A proposta altera a Lei Orgânica do Município, considerada a principal legislação do município. Segundo a lei, qualquer mudança nos salários das principais funções da prefeitura só começam a valer na próxima gestão. O projeto aprovado em primeiro turno no Legislativo determina que a alteração salarial no Executivo entre em vigor na mesma administração.
Hoje, a prefeita recebe R$ 19,7 mil. Os secretários ganham R$ 10,6 mil, e o vice-prefeito, R$ 9,8 mil.

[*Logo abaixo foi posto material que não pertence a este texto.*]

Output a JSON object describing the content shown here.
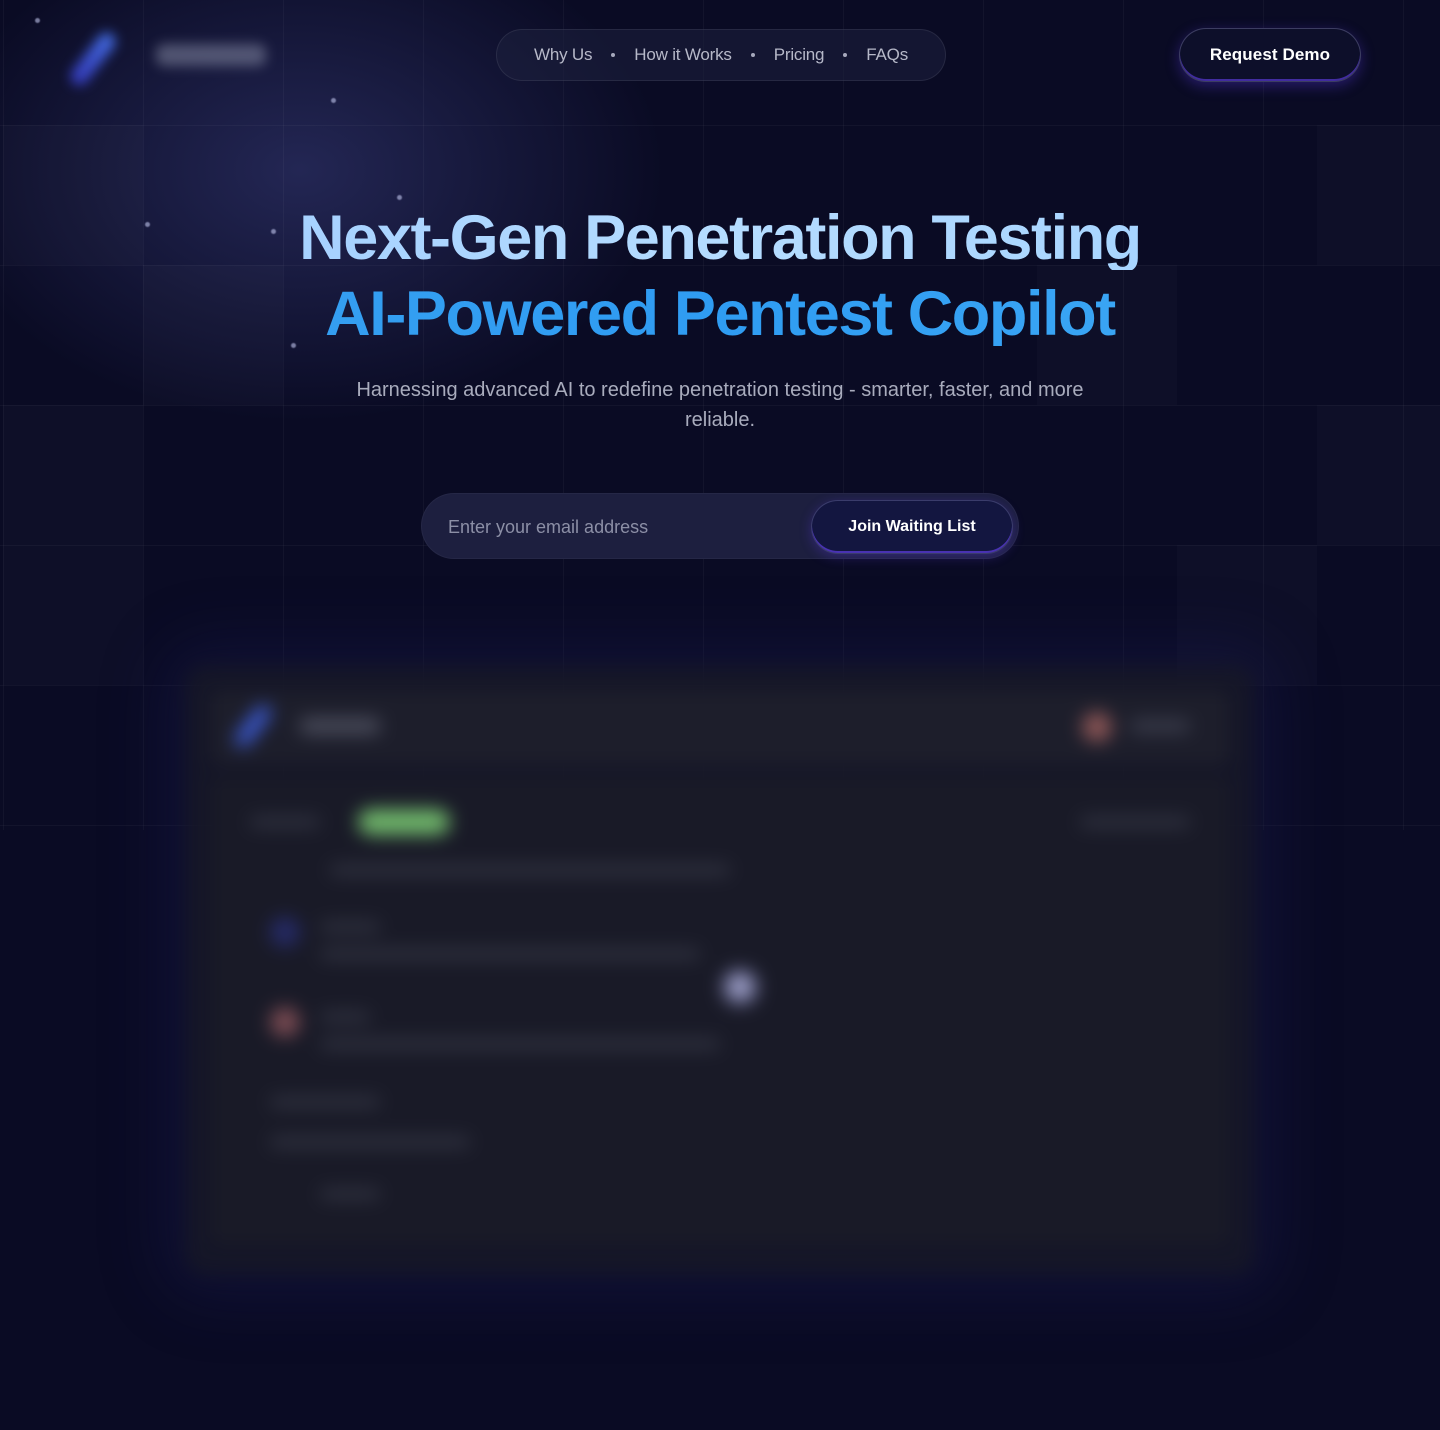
{
  "nav": {
    "items": [
      {
        "label": "Why Us"
      },
      {
        "label": "How it Works"
      },
      {
        "label": "Pricing"
      },
      {
        "label": "FAQs"
      }
    ]
  },
  "header": {
    "cta_label": "Request Demo"
  },
  "hero": {
    "title_line1": "Next-Gen Penetration Testing",
    "title_line2": "AI-Powered Pentest Copilot",
    "subtitle": "Harnessing advanced AI to redefine penetration testing - smarter, faster, and more reliable."
  },
  "signup": {
    "placeholder": "Enter your email address",
    "button_label": "Join Waiting List"
  },
  "colors": {
    "background": "#0a0b24",
    "title_light": "#a8d4ff",
    "title_accent": "#3aa4f3",
    "button_glow": "#6e46ff",
    "preview_tag": "#6fb56a"
  },
  "icons": {
    "logo": "brand-logo-icon"
  }
}
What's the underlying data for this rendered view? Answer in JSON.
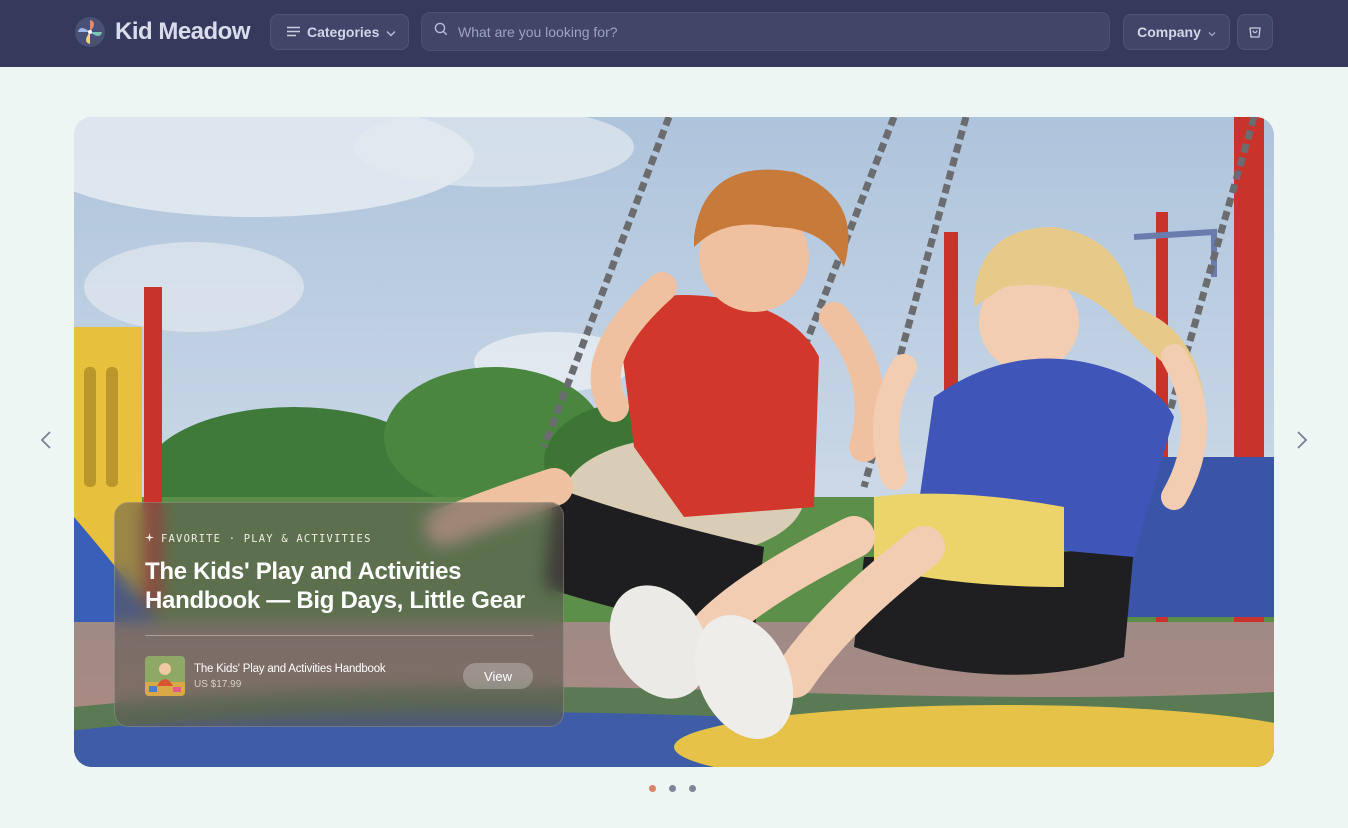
{
  "header": {
    "brand": "Kid Meadow",
    "categories_label": "Categories",
    "search_placeholder": "What are you looking for?",
    "company_label": "Company"
  },
  "hero": {
    "image_alt": "Two laughing children on playground swings",
    "eyebrow": "FAVORITE · PLAY & ACTIVITIES",
    "title": "The Kids' Play and Activities Handbook — Big Days, Little Gear",
    "product": {
      "name": "The Kids' Play and Activities Handbook",
      "price": "US $17.99",
      "cta": "View"
    }
  },
  "carousel": {
    "slides": 3,
    "active_index": 0
  },
  "colors": {
    "header_bg": "#353a5c",
    "page_bg": "#eef6f3",
    "dot_active": "#d98466",
    "dot_inactive": "#7f8597"
  },
  "icons": [
    "pinwheel-logo-icon",
    "menu-lines-icon",
    "chevron-down-icon",
    "search-icon",
    "shopping-bag-icon",
    "chevron-left-icon",
    "chevron-right-icon",
    "sparkle-icon"
  ]
}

Em nota, a Prefeitura de Ponta Grossa afirma ter "ciência de que o limitador de salário é uma realidade, já que o vencimento dos médicos de Ponta Grossa está abaixo da média do mercado da região. O Executivo trabalha com foco na atenção das principais necessidades da população, tendo a área da saúde como um de seus pilares".
Justificativa - A proposta, protocolada na Câmara pelos próprios parlamentares, foi aprovada por 16 votos favoráveis e uma abstenção. Os vereadores justificaram que os salários dos principais cargos da prefeitura devem ser aumentados para atrair mais médicos ao município. Segundo o atual plano municipal de cargos e salários dos servidores, um médico iniciante que trabalhar na maior carga horário possível recebe R$ 13 mil. Se esse valor aumentar, não poderá ultrapassar o vencimento da prefeita.
A remuneração dela é o teto salarial da cidade, ou seja, nenhum funcionário público pode ganhar mais. Dificuldades para contratação A Prefeitura de Ponta Grossa afirma que vem enfrentando obstáculos para contratar médicos nos últimos anos. De acordo com a administração municipal, os salários não tão atrativos dispersam os profissionais. Em setembro do ano passado, a prefeitura afirmou que faltavam 48 médicos na rede municipal de saúde. Das 57 unidades básicas, 18 não tinham este tipo de servidor fixo.
O problema foi amenizado somente em março deste ano, quando a prefeitura promoveu um concurso público e conseguiu contratar 40 novos médicos. A segunda e última votação do projeto acontecerá no início de julho. Se for aprovado, não há a necessidade de sanção ou veto da prefeita Elizabeth Schmidt.